The opposition is within reach of breaking the long-standing stranglehold on power of the Chama Cha Mapinduzi (CCM) party, and the vote might win greater power for autonomous Zanzibar. The uncertainties might also trigger uncharacteristic political turmoil.
At a massive rally in the economic capital of Dar es Salaam on Aug 23, the CCM presidential candidate, former works minister John Magufuli, promised supporters that he would put an end to rampant corruption.
The country's four main opposition parties have chosen ex-prime minister Edward Lowassa, who defected last month from the CCM, as their joint presidential candidate. The newswire AFP reports that Lowassa, 61, was the east African country's prime minister between 2005 and 2008.

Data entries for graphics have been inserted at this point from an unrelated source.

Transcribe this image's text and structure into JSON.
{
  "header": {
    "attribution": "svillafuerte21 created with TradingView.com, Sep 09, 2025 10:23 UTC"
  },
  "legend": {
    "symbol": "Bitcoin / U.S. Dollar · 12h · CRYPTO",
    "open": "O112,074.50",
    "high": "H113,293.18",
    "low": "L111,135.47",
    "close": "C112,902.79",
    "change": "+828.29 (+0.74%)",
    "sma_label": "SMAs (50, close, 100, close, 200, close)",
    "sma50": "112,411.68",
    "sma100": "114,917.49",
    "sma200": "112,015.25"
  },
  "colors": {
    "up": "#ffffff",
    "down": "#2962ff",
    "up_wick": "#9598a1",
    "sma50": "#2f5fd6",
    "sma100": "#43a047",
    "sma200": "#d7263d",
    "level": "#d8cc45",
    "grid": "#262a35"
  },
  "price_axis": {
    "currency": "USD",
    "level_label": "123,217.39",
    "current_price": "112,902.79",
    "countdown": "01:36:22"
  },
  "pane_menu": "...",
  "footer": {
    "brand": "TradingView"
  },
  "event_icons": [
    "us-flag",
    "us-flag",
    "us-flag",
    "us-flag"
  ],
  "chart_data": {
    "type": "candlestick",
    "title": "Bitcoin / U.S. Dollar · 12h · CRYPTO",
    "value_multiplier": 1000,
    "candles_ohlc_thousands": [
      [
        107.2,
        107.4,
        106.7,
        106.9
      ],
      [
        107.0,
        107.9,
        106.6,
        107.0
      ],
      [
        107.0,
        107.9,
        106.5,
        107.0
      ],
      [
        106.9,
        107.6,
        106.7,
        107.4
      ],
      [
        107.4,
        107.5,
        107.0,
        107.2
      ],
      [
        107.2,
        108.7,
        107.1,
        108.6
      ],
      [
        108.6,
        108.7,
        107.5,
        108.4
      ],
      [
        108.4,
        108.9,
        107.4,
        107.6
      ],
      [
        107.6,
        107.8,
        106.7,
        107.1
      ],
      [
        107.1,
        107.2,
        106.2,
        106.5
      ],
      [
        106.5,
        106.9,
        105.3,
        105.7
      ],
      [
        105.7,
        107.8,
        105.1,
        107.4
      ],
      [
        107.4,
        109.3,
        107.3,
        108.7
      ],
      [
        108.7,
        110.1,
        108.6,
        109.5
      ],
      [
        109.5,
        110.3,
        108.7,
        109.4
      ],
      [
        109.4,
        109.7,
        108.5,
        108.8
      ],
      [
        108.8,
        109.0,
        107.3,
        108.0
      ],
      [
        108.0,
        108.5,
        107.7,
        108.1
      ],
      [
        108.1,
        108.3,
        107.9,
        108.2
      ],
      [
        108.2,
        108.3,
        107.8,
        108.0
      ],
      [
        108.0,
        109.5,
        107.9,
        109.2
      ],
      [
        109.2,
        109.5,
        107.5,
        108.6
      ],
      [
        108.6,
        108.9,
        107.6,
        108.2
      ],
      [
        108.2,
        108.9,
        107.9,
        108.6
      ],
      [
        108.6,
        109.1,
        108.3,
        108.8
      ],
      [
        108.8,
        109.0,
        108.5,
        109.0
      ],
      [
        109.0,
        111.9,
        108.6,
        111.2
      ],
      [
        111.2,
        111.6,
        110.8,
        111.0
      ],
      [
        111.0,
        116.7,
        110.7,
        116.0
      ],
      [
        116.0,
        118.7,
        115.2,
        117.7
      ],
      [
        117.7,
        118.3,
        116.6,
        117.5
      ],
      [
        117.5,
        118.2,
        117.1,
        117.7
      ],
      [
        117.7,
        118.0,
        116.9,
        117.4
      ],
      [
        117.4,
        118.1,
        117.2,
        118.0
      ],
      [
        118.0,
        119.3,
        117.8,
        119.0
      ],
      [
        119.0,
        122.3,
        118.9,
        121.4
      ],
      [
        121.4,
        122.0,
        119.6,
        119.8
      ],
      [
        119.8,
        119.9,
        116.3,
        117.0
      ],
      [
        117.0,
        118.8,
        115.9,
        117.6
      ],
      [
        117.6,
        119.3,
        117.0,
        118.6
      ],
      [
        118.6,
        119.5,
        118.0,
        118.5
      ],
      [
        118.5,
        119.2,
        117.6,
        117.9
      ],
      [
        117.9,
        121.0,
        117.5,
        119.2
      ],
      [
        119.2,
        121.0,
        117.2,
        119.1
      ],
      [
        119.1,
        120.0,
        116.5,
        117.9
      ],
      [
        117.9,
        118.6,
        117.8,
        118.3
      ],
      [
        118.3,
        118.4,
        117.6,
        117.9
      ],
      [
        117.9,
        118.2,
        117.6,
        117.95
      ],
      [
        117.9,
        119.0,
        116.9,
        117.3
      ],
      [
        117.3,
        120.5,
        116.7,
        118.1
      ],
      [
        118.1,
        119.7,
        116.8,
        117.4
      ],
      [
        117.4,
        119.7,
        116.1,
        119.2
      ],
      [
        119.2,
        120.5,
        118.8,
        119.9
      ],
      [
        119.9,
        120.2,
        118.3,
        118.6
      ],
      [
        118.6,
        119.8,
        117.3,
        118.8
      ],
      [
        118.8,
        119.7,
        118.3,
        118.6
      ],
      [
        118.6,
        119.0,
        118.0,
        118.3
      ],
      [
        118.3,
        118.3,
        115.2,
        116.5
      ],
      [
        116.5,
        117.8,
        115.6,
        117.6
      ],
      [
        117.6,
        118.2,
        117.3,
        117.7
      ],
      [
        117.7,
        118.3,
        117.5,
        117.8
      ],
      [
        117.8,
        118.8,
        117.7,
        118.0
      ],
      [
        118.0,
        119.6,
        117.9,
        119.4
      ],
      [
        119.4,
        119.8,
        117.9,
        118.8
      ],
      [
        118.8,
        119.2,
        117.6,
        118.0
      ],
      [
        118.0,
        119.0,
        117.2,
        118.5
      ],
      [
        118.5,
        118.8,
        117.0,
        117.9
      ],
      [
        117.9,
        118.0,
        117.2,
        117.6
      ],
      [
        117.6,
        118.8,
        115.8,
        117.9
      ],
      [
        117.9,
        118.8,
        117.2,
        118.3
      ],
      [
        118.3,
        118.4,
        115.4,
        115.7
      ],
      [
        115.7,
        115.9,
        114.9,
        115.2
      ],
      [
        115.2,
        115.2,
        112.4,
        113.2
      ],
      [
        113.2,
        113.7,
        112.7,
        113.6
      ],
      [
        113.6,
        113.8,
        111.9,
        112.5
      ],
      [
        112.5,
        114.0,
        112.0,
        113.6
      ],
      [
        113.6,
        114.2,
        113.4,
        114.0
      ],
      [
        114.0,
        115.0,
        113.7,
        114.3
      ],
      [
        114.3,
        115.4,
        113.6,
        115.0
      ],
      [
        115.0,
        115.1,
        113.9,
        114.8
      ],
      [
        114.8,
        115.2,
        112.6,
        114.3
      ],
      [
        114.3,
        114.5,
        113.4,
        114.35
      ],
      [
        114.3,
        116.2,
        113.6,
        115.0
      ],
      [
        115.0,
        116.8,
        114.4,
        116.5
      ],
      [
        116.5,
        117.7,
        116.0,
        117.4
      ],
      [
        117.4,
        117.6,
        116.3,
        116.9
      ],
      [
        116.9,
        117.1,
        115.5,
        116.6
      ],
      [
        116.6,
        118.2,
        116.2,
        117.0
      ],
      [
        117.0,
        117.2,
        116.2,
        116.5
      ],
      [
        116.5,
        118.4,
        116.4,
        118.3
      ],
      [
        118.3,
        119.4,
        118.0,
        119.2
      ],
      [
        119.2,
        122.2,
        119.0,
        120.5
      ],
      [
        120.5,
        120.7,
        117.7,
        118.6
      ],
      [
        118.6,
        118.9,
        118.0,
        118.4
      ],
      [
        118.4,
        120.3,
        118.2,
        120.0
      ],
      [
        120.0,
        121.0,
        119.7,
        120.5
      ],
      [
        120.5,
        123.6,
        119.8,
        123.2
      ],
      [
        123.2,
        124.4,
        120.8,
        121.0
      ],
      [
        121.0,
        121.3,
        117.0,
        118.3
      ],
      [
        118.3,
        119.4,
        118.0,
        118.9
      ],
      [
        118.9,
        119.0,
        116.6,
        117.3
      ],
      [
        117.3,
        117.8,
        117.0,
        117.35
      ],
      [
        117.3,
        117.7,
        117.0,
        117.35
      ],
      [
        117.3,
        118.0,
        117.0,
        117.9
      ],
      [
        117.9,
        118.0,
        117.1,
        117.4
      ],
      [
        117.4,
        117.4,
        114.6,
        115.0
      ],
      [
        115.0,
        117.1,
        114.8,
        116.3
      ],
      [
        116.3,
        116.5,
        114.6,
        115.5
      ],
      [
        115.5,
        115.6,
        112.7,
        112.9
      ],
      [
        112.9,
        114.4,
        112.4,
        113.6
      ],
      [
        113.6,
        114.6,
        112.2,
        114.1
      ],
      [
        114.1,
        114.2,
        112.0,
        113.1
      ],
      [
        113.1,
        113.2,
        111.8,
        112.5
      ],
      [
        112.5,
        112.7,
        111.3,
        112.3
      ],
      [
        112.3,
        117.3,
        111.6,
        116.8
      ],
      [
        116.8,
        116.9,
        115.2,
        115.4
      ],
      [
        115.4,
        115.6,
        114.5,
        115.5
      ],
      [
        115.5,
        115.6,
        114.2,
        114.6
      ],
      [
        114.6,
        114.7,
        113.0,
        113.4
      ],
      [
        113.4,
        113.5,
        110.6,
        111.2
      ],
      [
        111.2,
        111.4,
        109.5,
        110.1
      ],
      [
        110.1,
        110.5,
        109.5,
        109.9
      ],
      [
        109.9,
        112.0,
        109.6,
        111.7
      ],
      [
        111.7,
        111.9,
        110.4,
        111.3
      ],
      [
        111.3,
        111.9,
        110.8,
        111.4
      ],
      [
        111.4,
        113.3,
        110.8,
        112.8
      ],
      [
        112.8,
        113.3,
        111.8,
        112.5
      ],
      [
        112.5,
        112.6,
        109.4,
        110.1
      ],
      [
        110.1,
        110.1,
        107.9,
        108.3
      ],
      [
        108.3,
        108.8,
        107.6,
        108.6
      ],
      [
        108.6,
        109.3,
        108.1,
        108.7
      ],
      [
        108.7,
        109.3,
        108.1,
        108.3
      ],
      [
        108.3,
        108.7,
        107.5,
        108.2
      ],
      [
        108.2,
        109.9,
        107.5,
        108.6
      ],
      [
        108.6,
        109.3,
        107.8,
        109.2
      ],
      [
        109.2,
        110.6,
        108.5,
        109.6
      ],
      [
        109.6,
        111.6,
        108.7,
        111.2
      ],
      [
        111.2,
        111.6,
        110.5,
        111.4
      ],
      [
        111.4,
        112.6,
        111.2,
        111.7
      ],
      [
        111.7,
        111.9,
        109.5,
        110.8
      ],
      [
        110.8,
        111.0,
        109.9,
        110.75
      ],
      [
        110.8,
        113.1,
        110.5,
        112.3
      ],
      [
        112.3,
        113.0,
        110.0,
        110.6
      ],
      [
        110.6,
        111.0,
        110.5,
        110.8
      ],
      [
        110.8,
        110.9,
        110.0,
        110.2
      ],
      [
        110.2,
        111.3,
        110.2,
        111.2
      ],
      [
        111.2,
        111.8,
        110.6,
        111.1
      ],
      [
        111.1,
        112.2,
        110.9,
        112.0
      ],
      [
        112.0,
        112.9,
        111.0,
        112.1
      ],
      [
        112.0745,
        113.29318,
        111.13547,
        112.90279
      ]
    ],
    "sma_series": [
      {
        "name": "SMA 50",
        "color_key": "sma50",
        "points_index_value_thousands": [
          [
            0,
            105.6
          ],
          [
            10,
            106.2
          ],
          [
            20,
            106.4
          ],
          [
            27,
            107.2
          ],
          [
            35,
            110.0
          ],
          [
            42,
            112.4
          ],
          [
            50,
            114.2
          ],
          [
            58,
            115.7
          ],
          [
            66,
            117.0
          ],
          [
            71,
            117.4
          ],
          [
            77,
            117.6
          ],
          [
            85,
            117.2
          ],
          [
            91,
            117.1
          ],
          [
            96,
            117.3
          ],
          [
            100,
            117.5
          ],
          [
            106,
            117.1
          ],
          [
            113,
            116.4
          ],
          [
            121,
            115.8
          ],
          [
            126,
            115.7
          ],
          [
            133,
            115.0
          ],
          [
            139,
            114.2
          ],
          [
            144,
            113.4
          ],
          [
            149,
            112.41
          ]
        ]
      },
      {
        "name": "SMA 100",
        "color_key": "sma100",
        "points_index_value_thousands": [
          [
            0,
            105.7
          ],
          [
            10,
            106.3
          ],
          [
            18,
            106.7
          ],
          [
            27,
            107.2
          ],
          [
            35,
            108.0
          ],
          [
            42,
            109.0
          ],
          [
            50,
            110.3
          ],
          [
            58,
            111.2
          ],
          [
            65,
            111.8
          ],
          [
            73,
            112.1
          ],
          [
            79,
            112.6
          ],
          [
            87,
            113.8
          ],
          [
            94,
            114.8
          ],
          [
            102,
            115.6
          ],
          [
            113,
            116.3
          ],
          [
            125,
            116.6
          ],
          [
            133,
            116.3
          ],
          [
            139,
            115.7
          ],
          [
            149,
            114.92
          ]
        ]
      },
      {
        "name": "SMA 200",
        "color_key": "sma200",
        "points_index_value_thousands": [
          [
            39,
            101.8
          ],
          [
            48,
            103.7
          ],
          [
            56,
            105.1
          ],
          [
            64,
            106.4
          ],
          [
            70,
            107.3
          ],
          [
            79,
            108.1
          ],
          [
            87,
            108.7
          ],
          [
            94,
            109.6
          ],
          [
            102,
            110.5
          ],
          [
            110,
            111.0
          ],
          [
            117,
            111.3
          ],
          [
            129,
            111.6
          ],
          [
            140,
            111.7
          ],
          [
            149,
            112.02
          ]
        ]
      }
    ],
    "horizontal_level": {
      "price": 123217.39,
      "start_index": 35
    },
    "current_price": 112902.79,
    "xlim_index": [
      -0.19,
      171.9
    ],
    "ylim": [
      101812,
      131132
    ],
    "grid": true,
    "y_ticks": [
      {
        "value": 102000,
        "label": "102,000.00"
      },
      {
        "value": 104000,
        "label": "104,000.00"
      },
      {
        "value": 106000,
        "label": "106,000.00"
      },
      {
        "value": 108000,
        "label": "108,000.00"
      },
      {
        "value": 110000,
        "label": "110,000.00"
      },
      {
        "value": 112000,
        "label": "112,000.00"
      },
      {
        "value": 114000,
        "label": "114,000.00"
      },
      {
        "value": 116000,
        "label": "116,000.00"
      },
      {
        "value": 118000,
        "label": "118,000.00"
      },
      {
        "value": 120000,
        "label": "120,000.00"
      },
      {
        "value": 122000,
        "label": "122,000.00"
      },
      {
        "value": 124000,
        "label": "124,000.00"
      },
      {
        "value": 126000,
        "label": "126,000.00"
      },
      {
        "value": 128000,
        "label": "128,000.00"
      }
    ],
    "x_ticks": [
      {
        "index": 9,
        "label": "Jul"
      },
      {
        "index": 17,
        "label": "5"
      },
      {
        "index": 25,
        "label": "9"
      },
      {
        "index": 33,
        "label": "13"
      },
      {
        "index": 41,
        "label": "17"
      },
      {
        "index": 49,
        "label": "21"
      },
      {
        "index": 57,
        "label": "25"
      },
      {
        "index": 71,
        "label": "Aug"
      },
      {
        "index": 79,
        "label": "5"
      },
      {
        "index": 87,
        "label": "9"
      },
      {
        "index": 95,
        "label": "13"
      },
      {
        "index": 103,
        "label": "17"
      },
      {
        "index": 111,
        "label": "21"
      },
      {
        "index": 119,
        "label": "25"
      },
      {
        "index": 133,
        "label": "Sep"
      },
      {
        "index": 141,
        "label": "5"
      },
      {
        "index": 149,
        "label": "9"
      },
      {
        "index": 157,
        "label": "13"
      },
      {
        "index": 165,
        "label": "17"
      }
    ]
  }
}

Tanzania, the union of Tanganyika with Zanzibar, has a track record of peaceful presidential handovers, but the CCM government hasn't yet faced a significant challenge from the opposition. Although CCM has won all four elections since 1995, when an era of one-party rule ended, the opposition has made ground in recent votes. This time around the four main opposition parties - Chadema party, the Civic United Front (CUF), NCCR-Mageuzi and the National League for Democracy (NLD) - have increased their chances by fielding joint candidates at all levels of elections.
The postponed constitutional referendum was a vote on a charter to replace one passed in 1977 when the country was under one-party rule. The opposition boycotted the vote on the draft constitution, which was approved by the CCM-dominated assembly on Oct 2, 2014. The opposition is angry because the draft constitution makes few major changes to the structure of government, claiming it has rejected opposition calls for a strengthening of the federal system to limit presidential powers. It would also have shifted the relationship between Tanganyika and Zanzibar.
President Jakaya Kikwete is ineligible for a third term and has ruled out any effort to extend it. Britain's Guardian newspaper reports that Kikwete was forced to take action after the energy minister resigned following an alleged role in US $180 million going missing from Tanzania's central bank.